S-LoRA: Serving Thousands of Concurrent LoRA Adapters

The pretrain-then-finetune paradigm in the deployment of LLMs has facilitated the development of numerous fine-tuned variants for specific tasks. Low-Rank Adaptation (LoRA) is a parameter-efficient fine-tuning method that updates only low-rank additive matrices while keeping the base model intact. This technique is not only resource-efficient but also highly effective. The paper focuses on the development and evaluation of a system called S-LoRA, designed to serve thousands of LoRA adapters efficiently.

Core Contributions

S-LoRA addresses several challenges inherent in the scalable serving of multiple LoRA adapters. Notable contributions include:

Unified Paging: To mitigate GPU memory fragmentation and maximize memory utilization, S-LoRA introduces a unified memory pool. This pool manages both dynamic adapter weights and key-value (KV) cache tensors using a unified paging approach.
Heterogeneous Batching: Custom CUDA kernels are implemented to support the heterogeneous batching of LoRA computations, accommodating varying sequence lengths and adapter ranks.
Tensor Parallelism Strategy: A novel tensor parallelism strategy is introduced to manage LoRA computations efficiently across multiple GPUs, ensuring minimal communication overhead.

Technical Implementation

The architecture of S-LoRA is designed to achieve scalable serving of numerous adapters by partitioning the computation between the base model and the LoRA adapters. Key strategies implemented in S-LoRA include:

Batching Strategy: The computation involving the base model $(xW)$ is batched separately from the LoRA computations $(xAB)$ . This separation enables efficient memory management and minimizes computational overhead.
Adapter Clustering: To optimize batching efficiency, requests that share the same adapter are prioritized, reducing the number of active adapters in each batch.
Memory Management: The concept of Unified Paging extends PagedAttention to accommodate the dynamic loading and unloading of adapter weights, alongside managing variable-sized KV cache tensors.
Prefetching and Overlapping: A dynamic prediction mechanism prefetches adapter weights required for the next batch, overlapping I/O with ongoing computations to reduce latency overhead.

Numerical Results

S-LoRA demonstrates substantial improvements over existing systems such as HuggingFace PEFT and vLLM with naive LoRA support.

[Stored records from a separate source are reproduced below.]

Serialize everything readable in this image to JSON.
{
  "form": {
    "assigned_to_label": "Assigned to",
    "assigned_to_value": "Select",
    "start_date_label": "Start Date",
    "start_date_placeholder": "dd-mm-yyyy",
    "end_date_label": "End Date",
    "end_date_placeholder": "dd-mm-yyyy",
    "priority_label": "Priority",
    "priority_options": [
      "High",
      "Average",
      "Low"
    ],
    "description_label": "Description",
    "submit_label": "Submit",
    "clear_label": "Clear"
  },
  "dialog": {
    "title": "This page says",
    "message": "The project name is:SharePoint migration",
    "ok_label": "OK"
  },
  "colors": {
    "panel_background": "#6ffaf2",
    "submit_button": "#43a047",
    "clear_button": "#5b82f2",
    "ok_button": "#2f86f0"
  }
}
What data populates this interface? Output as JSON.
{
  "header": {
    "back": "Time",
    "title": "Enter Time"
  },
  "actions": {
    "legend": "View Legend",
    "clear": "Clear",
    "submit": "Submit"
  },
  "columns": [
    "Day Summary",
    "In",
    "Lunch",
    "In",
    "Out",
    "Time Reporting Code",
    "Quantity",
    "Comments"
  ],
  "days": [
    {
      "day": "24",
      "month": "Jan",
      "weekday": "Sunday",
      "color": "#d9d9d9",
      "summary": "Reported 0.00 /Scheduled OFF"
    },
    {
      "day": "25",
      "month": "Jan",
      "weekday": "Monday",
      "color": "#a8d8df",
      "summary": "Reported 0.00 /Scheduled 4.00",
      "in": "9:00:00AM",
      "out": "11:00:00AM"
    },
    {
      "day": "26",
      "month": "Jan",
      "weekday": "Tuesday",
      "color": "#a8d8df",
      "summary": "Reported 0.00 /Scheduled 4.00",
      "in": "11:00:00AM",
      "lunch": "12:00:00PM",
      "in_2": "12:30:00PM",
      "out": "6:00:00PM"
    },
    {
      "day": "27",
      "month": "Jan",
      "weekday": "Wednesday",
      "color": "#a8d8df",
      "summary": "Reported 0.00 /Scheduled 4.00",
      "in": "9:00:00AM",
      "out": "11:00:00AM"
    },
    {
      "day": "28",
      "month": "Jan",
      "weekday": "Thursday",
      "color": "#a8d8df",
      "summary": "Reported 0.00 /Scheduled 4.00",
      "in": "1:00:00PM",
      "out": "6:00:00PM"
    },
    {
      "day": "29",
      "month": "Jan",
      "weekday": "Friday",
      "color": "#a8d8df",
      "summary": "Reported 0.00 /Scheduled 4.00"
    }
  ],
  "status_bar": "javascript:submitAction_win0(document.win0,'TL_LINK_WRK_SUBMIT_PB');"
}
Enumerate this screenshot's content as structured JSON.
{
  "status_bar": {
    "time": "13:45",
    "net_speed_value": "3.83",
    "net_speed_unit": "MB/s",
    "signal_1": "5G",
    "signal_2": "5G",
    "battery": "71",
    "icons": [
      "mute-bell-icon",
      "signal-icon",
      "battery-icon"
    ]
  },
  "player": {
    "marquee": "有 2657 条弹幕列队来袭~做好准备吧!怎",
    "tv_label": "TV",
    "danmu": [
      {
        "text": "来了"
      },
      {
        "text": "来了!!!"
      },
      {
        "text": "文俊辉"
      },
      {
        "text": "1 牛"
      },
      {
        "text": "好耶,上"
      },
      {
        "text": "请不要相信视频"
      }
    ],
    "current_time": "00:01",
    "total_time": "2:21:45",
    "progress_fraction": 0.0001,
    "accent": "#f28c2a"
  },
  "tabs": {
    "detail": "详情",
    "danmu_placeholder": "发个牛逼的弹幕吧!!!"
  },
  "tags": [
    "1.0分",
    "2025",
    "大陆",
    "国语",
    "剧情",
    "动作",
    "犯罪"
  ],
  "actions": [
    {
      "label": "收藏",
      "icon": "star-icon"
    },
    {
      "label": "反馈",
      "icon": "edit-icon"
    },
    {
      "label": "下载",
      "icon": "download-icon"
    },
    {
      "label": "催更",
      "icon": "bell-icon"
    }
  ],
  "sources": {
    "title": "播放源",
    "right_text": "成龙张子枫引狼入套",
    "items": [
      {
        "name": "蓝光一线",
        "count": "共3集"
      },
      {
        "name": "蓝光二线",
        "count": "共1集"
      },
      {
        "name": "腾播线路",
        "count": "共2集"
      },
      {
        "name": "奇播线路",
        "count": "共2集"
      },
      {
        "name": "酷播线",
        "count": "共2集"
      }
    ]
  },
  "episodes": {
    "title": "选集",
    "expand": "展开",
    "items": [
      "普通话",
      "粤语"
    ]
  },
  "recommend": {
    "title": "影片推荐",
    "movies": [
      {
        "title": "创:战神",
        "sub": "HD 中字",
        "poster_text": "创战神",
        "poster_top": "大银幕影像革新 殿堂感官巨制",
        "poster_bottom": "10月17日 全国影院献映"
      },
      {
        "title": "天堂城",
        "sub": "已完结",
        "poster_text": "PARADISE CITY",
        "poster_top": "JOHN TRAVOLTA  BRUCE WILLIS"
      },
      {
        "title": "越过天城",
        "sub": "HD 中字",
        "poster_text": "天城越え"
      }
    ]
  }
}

Key findings include:

Throughput: S-LoRA improves throughput by up to 4 times compared to vLLM and by an order of magnitude compared to PEFT, while efficiently serving up to 2,000 adapters.
Latency: The system maintains low latency, achieving first-token latencies favorable for real-time applications.
Scalability: S-LoRA scales across multiple GPUs, maintaining efficiency and minimizing additional communication costs through effective tensor parallelism.

Implications

The efficient management and serving of numerous LoRA adapters have practical implications in scenarios requiring multiple task-specific fine-tuned models, such as personalized assistants and domain-specific models. The systems and techniques introduced in this paper could be extended to other parameter-efficient fine-tuning methodologies and model architectures beyond LoRA and transformers.

Future Directions

Further research may explore:

Extended Adapter Methods: Incorporating additional parameter-efficient methods such as Prefix-tuning and Prompt Tuning.
Advanced Memory Techniques: Enhancing memory management with more sophisticated paging and caching strategies.
Multi-Stream Processing: Using multiple CUDA streams to parallelize base model and LoRA computations more effectively.

S-LoRA establishes a foundational framework for the scalable serving of fine-tuned LLM variants, enabling large-scale customized fine-tuning services vital to various machine learning applications. The paper's methodologies and results position S-LoRA as a significant advancement in the efficient serving of parameter-efficient fine-tuned models.